Urban planners will reinvent Riverside Drive for a day
Riverside Drive will become part of an urban planning experiment Saturday during an international conference held in Detroit and Windsor.
The busy thoroughfare will undergo what's called a "road diet" as planners from around the globe shut down a portion of the busy thoroughfare to temporarily reconstruct traffic and pedestrian flow.
Thom Hunt, executive director of planning and building services at the City of Windsor, is excited about the experiment.
"We're demonstrating ways to better connect the downtown core with our beautiful riverfront," he said.
A stretch of Riverside Drive will be reduced from four lanes down to two lanes between Ouellette Avenue and McDougall Street for the better portion of Saturday morning and early afternoon.
"Narrowing the 4 lanes to two for a short stretch will make it nicer for pedestrians to move back and forth," Hunt said.
The city will shut down the road in that section for three hours starting at 5 a.m. Two lanes of traffic will continue until 2 p.m., at which time planners will shut it down again and restore it to four lanes.
New urbanism conference
Thousands of architects, planners and urban thinkers are meeting in Detroit this week to talk about the most pressing issues in cities around the world.

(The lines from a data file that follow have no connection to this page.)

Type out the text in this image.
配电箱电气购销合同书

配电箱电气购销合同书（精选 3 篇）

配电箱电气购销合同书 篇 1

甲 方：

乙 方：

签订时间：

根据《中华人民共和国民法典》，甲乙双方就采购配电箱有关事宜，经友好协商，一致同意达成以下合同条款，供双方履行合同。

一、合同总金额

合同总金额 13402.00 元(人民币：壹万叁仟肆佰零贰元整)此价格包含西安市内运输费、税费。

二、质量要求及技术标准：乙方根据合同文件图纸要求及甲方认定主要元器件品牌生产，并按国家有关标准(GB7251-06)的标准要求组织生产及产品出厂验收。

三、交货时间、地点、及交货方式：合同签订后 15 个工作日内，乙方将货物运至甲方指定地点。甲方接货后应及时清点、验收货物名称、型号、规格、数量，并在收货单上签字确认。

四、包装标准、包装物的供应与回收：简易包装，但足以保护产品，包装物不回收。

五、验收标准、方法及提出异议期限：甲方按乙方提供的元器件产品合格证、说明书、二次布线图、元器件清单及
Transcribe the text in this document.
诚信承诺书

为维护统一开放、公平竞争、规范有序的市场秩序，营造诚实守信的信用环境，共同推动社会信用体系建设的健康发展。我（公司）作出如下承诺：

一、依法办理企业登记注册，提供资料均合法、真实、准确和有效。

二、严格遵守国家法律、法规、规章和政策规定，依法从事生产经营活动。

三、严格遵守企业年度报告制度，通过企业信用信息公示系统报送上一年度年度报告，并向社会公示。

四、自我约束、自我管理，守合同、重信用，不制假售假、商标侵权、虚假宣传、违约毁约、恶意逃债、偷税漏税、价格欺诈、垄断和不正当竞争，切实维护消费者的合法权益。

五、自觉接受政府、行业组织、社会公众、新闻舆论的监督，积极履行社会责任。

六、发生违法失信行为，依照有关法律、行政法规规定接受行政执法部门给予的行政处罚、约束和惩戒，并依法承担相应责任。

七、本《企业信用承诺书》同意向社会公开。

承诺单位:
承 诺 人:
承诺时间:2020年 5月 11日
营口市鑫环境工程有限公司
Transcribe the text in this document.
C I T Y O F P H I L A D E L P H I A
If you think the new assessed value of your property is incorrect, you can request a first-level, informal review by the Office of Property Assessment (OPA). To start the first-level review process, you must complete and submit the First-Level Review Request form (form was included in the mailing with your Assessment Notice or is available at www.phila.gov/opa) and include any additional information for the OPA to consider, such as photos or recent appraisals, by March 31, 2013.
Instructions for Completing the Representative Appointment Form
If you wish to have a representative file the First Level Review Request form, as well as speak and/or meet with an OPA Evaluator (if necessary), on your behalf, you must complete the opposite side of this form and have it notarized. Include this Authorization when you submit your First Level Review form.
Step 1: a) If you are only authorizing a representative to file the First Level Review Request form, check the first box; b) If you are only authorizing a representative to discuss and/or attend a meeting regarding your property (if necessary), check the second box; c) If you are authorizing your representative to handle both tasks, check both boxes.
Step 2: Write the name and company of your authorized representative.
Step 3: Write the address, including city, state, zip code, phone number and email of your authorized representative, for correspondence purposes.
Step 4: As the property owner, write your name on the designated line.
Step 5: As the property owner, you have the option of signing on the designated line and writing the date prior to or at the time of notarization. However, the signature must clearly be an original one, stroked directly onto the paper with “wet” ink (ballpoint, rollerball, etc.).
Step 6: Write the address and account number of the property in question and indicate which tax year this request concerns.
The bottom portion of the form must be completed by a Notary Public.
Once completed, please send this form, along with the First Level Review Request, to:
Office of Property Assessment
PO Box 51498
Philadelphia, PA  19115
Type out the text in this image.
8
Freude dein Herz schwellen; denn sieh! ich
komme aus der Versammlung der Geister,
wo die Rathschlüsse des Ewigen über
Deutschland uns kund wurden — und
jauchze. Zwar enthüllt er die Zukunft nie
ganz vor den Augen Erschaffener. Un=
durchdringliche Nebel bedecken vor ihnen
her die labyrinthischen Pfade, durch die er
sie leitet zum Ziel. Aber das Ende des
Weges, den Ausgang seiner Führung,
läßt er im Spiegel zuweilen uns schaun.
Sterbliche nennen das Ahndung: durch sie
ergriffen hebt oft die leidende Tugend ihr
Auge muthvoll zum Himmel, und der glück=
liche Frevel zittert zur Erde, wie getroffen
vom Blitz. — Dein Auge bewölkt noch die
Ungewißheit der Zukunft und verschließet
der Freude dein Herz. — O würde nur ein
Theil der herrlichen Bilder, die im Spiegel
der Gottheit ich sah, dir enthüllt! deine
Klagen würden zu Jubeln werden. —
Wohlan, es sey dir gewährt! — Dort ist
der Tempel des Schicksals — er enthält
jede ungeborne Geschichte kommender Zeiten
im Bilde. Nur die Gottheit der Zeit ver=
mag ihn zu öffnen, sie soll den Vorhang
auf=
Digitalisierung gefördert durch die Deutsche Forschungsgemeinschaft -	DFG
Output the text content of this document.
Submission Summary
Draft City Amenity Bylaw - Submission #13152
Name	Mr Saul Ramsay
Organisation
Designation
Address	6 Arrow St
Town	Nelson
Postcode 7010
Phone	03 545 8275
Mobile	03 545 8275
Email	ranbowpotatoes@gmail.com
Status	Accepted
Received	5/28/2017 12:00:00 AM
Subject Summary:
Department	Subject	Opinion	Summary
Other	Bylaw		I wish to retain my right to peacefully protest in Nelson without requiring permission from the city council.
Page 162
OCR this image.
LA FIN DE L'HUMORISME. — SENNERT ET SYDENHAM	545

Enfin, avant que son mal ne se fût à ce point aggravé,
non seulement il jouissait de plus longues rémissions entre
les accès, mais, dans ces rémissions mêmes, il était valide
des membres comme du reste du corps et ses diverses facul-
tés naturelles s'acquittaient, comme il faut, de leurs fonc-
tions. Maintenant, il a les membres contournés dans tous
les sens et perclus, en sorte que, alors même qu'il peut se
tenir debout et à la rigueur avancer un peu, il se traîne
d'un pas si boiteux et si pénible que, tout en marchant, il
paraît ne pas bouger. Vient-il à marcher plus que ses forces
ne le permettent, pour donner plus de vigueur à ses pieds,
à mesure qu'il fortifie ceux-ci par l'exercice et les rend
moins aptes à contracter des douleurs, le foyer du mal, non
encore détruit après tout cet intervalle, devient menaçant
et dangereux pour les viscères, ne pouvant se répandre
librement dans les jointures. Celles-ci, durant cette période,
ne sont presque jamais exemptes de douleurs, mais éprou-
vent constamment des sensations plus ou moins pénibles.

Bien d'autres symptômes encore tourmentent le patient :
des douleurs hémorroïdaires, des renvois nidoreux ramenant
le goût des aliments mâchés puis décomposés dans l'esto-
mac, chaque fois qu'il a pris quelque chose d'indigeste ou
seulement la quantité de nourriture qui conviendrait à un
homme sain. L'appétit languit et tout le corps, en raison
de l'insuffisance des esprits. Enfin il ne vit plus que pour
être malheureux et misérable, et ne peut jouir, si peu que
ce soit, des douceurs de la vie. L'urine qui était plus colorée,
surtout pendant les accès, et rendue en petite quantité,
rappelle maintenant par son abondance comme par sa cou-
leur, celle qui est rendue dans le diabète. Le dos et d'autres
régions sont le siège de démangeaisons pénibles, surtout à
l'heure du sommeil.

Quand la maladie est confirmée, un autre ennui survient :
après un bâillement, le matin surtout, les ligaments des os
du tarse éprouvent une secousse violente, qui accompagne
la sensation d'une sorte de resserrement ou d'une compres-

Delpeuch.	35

More than 1,500 delegates are in Detroit to attend the annual Congress for the New Urbanism.
While most of the events will take place on the American side of the river, a number of events are planned for Windsor, including a talk that compares the Walkerville and Ford City neighbourhoods.
Hunt will lead that discussion Thursday. He told CBC's Windsor Morning that even though the areas are separated by a single street, they experience two different sets of realities.
Walkerville is a thriving neighbourhood flush with vibrant commercial district, tree-lined streets and many restored character homes. Ford City, though going through its own revitalization, still struggles with blight, poverty and crime, he said.